The Art of Demotivation

A book (Fast Company called it a manifesto) that looks like a thought-provoking sendup of motivational schtick, corporate ethics, and the like.

http://www.fastcompany.com/magazine/94/open_soul-assassins.html

Kersten is bent on undermining the multimillion-dollar motivational industry -- "Big Boost," one might call it -- that every year persuades America's corporate managers to lay out big money to try to get employees to work harder, feel better about their jobs, and have a better damn attitude.

"What executives fail to realize is that the life-changing insights sold by the motivational industry are the source of their problems rather than the solution," Kersten writes. "The primary objective of the motivational industry is to stoke the fires of your employees' narcissism so that they fall in love with themselves all over again, just as they did when they saw their own beauty in the distorted reflection of their mother's adoring gaze."

For Kersten, the heart of the problem lies in what he calls the "noble employee myth," a product of what he dryly calls the "motivational educational-industrial" -- or "ME-I" -- complex. The central elements of this myth are that employees are good and productive labor is natural for them. Management is responsible for creating the circumstances that unleash employee motivation and should be blamed when employees fail. Profits should not be pursued at the expense of employee satisfaction. On it goes -- the very kinds of things you'd expect to read if Jean-Jacques Rousseau happened to be unleashed in an HR department.

This is all a myth, Kersten argues, because employees aren't noble. In fact, they're the source of most corporate problems. Employees make bad decisions. "[They] possess a capacity for bad judgment that is beyond comprehension," he says. They alienate customers, lack maturity, exploit their employer's generosity, and steal ($21 billion in the retailing sector alone, he cites).

And if belief in this myth is bad for business, why, it's terrible for employees, too, causing them to suffer an elevated self-image that their abilities cannot support. The result: "They demand more income than they merit, more respect than they have earned, more autonomy than they can handle, and more leisure time than they need."

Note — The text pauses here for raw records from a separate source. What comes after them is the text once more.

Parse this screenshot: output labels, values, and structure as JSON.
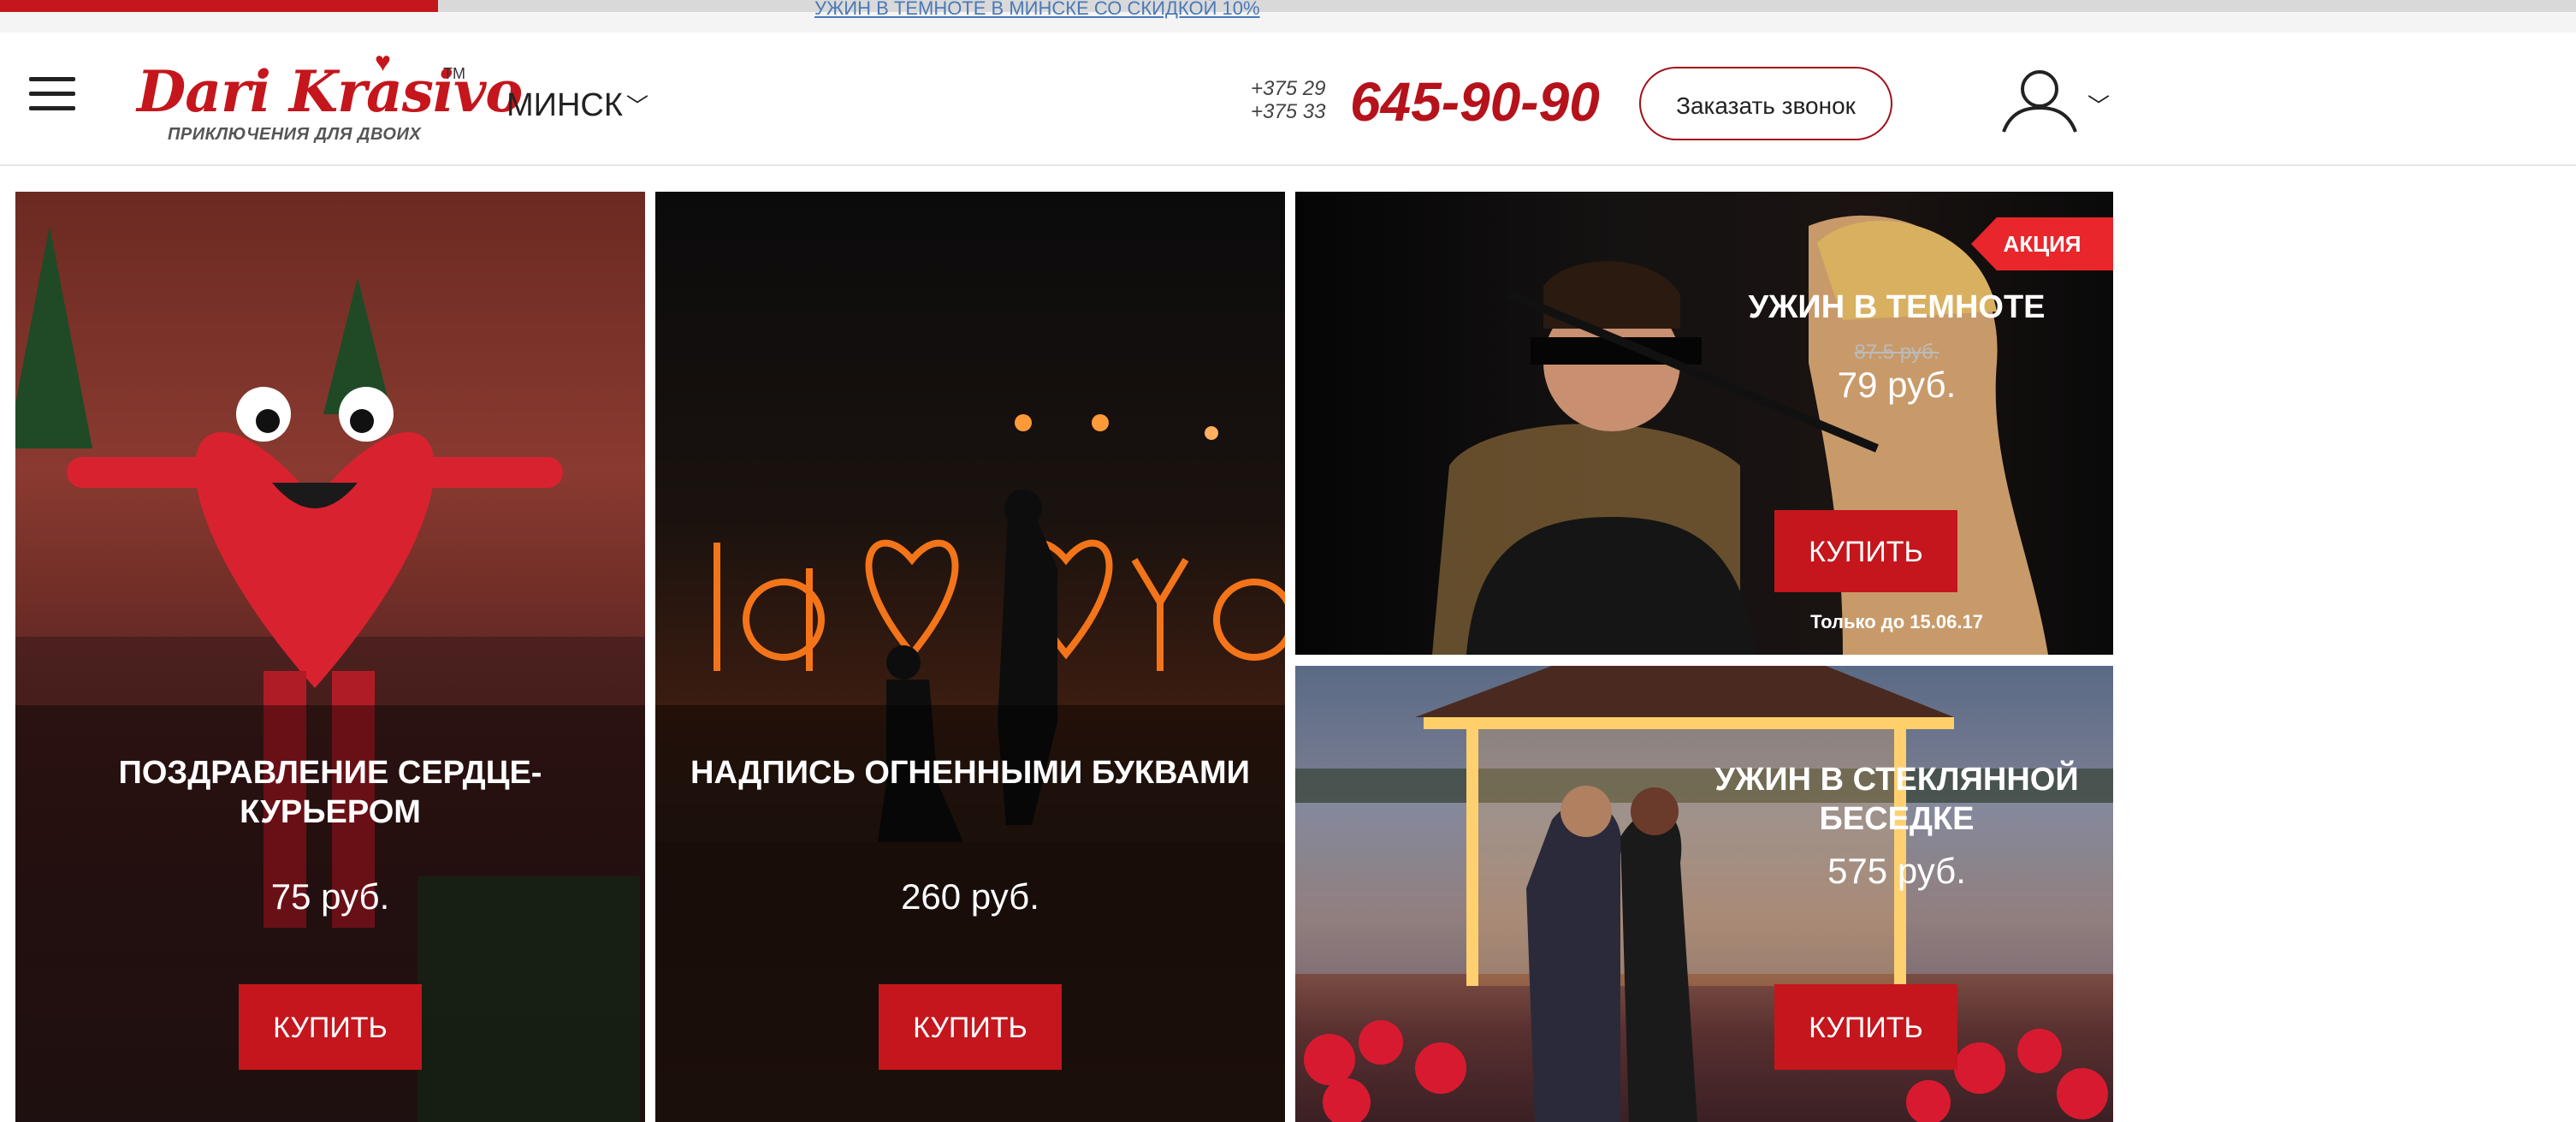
{
  "top_strip": {
    "promo_link": "УЖИН В ТЕМНОТЕ В МИНСКЕ СО СКИДКОЙ 10%"
  },
  "header": {
    "logo_text": "Dari Krasivo",
    "logo_tm": "TM",
    "logo_tagline": "ПРИКЛЮЧЕНИЯ ДЛЯ ДВОИХ",
    "city": "МИНСК",
    "phone_codes": [
      "+375 29",
      "+375 33"
    ],
    "phone_number": "645-90-90",
    "callback_button": "Заказать звонок"
  },
  "products": [
    {
      "title": "ПОЗДРАВЛЕНИЕ СЕРДЦЕ-КУРЬЕРОМ",
      "price": "75 руб.",
      "buy_label": "КУПИТЬ"
    },
    {
      "title": "НАДПИСЬ ОГНЕННЫМИ БУКВАМИ",
      "price": "260 руб.",
      "buy_label": "КУПИТЬ"
    },
    {
      "title": "УЖИН В ТЕМНОТЕ",
      "old_price": "87.5 руб.",
      "price": "79 руб.",
      "buy_label": "КУПИТЬ",
      "badge": "АКЦИЯ",
      "until": "Только до 15.06.17"
    },
    {
      "title": "УЖИН В СТЕКЛЯННОЙ БЕСЕДКЕ",
      "price": "575 руб.",
      "buy_label": "КУПИТЬ"
    }
  ],
  "icons": {
    "menu": "hamburger-icon",
    "city_chevron": "chevron-down-icon",
    "user": "user-icon",
    "user_chevron": "chevron-down-icon",
    "logo_heart": "heart-icon"
  },
  "colors": {
    "brand_red": "#c4161c",
    "badge_red": "#e8262b",
    "phone_red": "#b5121b"
  }
}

No heros in the authors' view, and no solutions either, but looks like a refreshing take on old problems.
 
Despair

Arduinna said:
No heros in the authors' view, and no solutions either, but looks like a refreshing take on old problems.

I go on to despair.com whenever I need a good laugh. One of my favorite demotivation posters reads:

DEMOTIVATION

Sometimes the best solution to morale problems is just to fire all of the unhappy people.

After reading that article, I'm pretty sure I know who wrote it....

All seriousness aside, I've found Theory X and Theory Y to both be equally unrealistic as universal prescriptions. The fact is that some of your employees will be enthusiastic, self-motivated achievers, and some of your employees are unproductive whiners who should be fired where they stand. Theory Y makes your achievers happy, but allows the dolts to get away with murder. Theory X gets the dolts under control, but usually aggravates the hell out of the achievers who are the source of most of your business performance. My own philosophy is Theory Y until you screw up enough times that I'm going to revert to Theory X.

P.S.

My all time favorite demotivator is:

MISTAKES

It could be that the purpose of your life is only to serve as a warning to others.